ESOS participants are then required to report against this action plan annually to provide an update on any measure that has or has not been implemented.
- Requirement to share ESOS reports with subsidiaries.
Under the Regulations, where an ESOS participant is part of a corporate group, the "responsible undertaking" that is responsible for ESOS compliance of the group will be required to share information in the ESOS report with any subsidiary undertakings and to report that they have done so.
The information subsidiaries should be provided with includes details of site visits, data gathered or energy consumption profiles specifically for that subsidiary, as well as any relevant energy savings opportunities for that subsidiary and the costs and benefits of such opportunities. The information should also include the implementation considerations relevant to those opportunities.

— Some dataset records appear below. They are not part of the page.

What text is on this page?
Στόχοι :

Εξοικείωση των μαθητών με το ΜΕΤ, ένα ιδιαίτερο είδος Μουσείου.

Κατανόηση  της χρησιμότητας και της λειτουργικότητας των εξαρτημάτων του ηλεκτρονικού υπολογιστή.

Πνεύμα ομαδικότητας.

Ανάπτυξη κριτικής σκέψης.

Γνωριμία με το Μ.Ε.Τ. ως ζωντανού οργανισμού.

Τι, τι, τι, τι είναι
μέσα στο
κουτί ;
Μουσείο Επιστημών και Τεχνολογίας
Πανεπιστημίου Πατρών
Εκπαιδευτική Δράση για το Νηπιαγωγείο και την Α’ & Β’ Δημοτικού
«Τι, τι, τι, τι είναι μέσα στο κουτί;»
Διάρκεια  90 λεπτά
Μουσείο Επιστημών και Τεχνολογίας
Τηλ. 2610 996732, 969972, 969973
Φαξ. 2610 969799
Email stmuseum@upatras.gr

Changes to Phase 4 and beyond
Although not covered by the latest Regulations, the government has announced that it intends to introduce a "net zero element" into Phase 4 ESOS reports. Earlier in 2023, the government developed a PAS standard to cover this additional net-zero requirement but confirmed that net-zero reporting is voluntary for ESOS Phase 3. The addition of a net zero element to the audit is intended to enable businesses to make investment decisions that consider both shorter-term energy efficiency opportunities as well as longer-term decarbonisation needs.
The impact
The new Regulations aim to increase the impact of the ESOS regime and encourage participants to actually take steps to implement the energy savings opportunities that they have identified through their energy assessments. The enhanced reporting requirements, particularly around the submission of the action plan and subsequent annual report, add additional compliance points that businesses will need to take care to meet, particularly because of the powers granted to the Environment Agency to impose financial penalties for non-compliance.